March 12, 2010

No Forgiveness

During last week’s communion I took the emblems and then passed the tray on down the row. It came to an older gentleman, one who is having a few memory issues. He took the bread and ate it, then he took the cup and drank it saying, “There’s nothing in there…it’s empty.” Obviously, he mistakenly picked up a cup that had already been consumed by someone else. His wife then helped him get an untouched cup from the tray. I thought about the emblems; the bread represent’s the Lord’s body and the juice His shed blood.

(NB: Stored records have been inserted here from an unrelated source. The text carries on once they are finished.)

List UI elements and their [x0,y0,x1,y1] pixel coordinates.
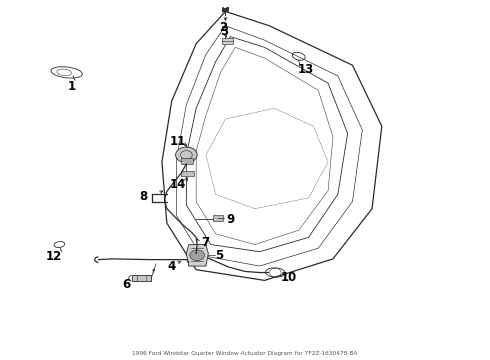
Polygon shape [186,244,208,266]
Text: 7: 7 [201,236,209,249]
Text: 6: 6 [122,278,131,291]
Text: 10: 10 [281,271,297,284]
Polygon shape [180,158,193,164]
Text: 3: 3 [220,26,228,39]
Text: 14: 14 [170,178,186,191]
Circle shape [190,250,204,261]
Circle shape [175,147,197,163]
Text: 9: 9 [226,213,235,226]
Polygon shape [222,39,233,44]
Text: 5: 5 [216,249,224,262]
Text: 13: 13 [297,63,314,76]
Text: 4: 4 [168,260,176,273]
Text: 8: 8 [140,190,148,203]
Text: 12: 12 [46,249,62,262]
Text: 1: 1 [68,80,75,93]
Text: 11: 11 [170,135,186,148]
Polygon shape [213,215,223,221]
Text: 1996 Ford Windstar Quarter Window Actuator Diagram for 7F2Z-1630478-BA: 1996 Ford Windstar Quarter Window Actuat… [132,351,358,356]
Polygon shape [180,171,194,176]
Polygon shape [132,275,151,281]
Text: 2: 2 [219,21,227,34]
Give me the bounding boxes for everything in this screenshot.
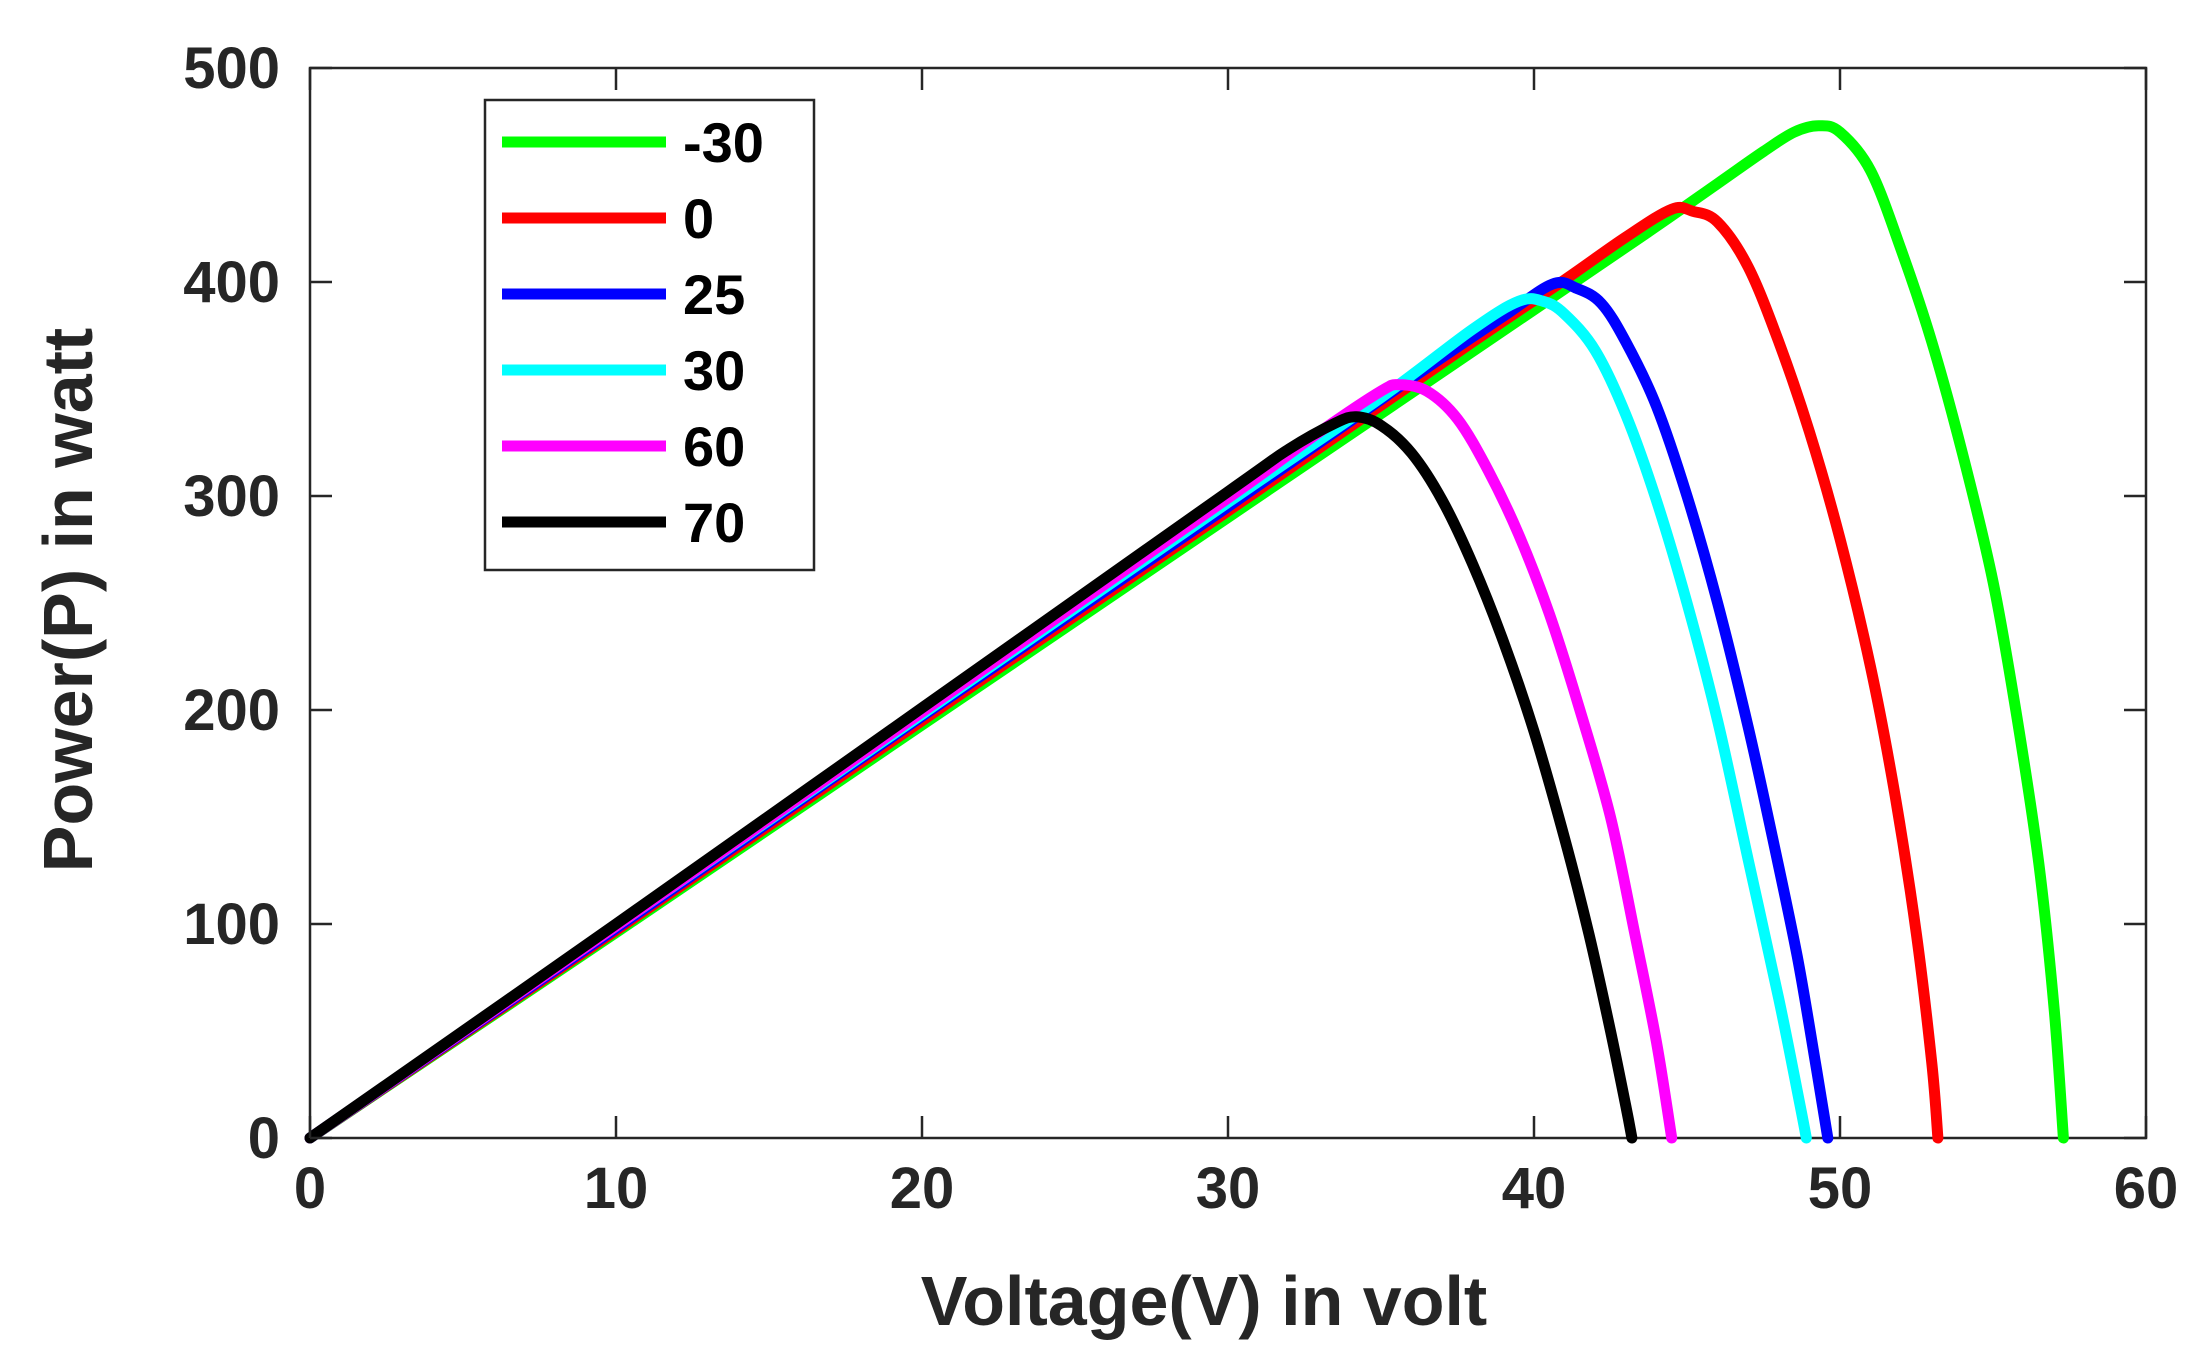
legend-box bbox=[483, 98, 816, 572]
series-layer bbox=[304, 120, 2069, 1144]
x-tick-label: 50 bbox=[1808, 1156, 1873, 1221]
y-tick-label: 500 bbox=[183, 36, 280, 101]
series-line-70 bbox=[304, 411, 1638, 1144]
legend-label: 25 bbox=[683, 263, 745, 326]
legend-label: 60 bbox=[683, 415, 745, 478]
y-tick-label: 200 bbox=[183, 678, 280, 743]
legend-label: 30 bbox=[683, 339, 745, 402]
x-axis-title: Voltage(V) in volt bbox=[921, 1262, 1488, 1340]
y-tick-label: 400 bbox=[183, 250, 280, 315]
x-tick-label: 40 bbox=[1502, 1156, 1567, 1221]
legend-label: -30 bbox=[683, 111, 764, 174]
x-tick-label: 0 bbox=[294, 1156, 326, 1221]
y-tick-label: 100 bbox=[183, 892, 280, 957]
ticks-layer bbox=[308, 66, 2148, 1140]
x-tick-label: 10 bbox=[584, 1156, 649, 1221]
y-tick-label: 0 bbox=[248, 1106, 280, 1171]
y-tick-label: 300 bbox=[183, 464, 280, 529]
x-tick-label: 30 bbox=[1196, 1156, 1261, 1221]
legend-label: 70 bbox=[683, 491, 745, 554]
legend: -30 0 25 30 60 70 bbox=[483, 98, 816, 572]
y-axis-title: Power(P) in watt bbox=[29, 328, 107, 872]
legend-entries: -30 0 25 30 60 70 bbox=[502, 111, 764, 554]
x-tick-label: 20 bbox=[890, 1156, 955, 1221]
x-tick-label: 60 bbox=[2114, 1156, 2179, 1221]
legend-label: 0 bbox=[683, 187, 714, 250]
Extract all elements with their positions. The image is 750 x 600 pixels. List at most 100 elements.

Imagine what it would mean for us today if the Lord’s cup truly was empty. “Indeed, under the law almost everything is purified with blood, and without the shedding of blood there is no forgiveness of sins.” (Heb 9:22 ESV)

1 comment:

Steve Corey said...

Gail;

-----When this world fell into the effects of sin, even the degradation of the most basic principle of life wound up hinting at the Gospel. The body needs nourishment. Without God and His righteousness directly operating in this need, everything alive must thrive upon the death of something else, plant or animal. Something must die for something else to live. We see it in the animal world. We see it on our dinner tables. What dies was attacked and killed by what must live, just as Christ was. But it is only a hint, for the gazelle does not give itself willingly to the leopard as Christ gave Himself to us.
-----Although the beef in our burgers bemoan this degraded principle of survival, the blood in our communion cup proclaims the new life of our spirits. The spirit needs not to attack and consume to survive. It’s survival needs the same nature that brought the blood into the cup: humility and sacrifice. The new life thrives upon the laying down of the old self. It dies at the beating down of others. For the laying down of the old self occurs at the point of contact with another. When that contact is a searching for the other’s needs and interests, the spirit is nourished and the old self impoverished. The flow of this world’s natural order is then reversed. Instead of attack and kill, there is humbled concern and sacrificial giving.
-----How naturally do you see this well up from the spirits of God’s children? The mosaic we see of church history is one abundantly sprinkled with strife, terror, and war. God’s Holy Word has been for twenty centuries fashioned into theological weapons to castigate and cast out one another. Many precious children in your church have experienced the pain of such weapons. Everyone has seen it somewhere. The human spirit does not itself generate the nourishing force of humility and sacrifice. Even while commingled with God’s Holy Spirit, the human spirit continues struggling to replicate the degraded nature of physical survival, straining to have its neighbor’s spirit as a well dressed burger. But God’s Spirit continues in the nourishing humility and sacrifice of Christ to concern Himself with applying forgiveness from the cup and feeding encouragement from the truth to our spirits. Anything good coming from our spirits is merely a replication of that. It is what we should replicate, forgiveness and feeding.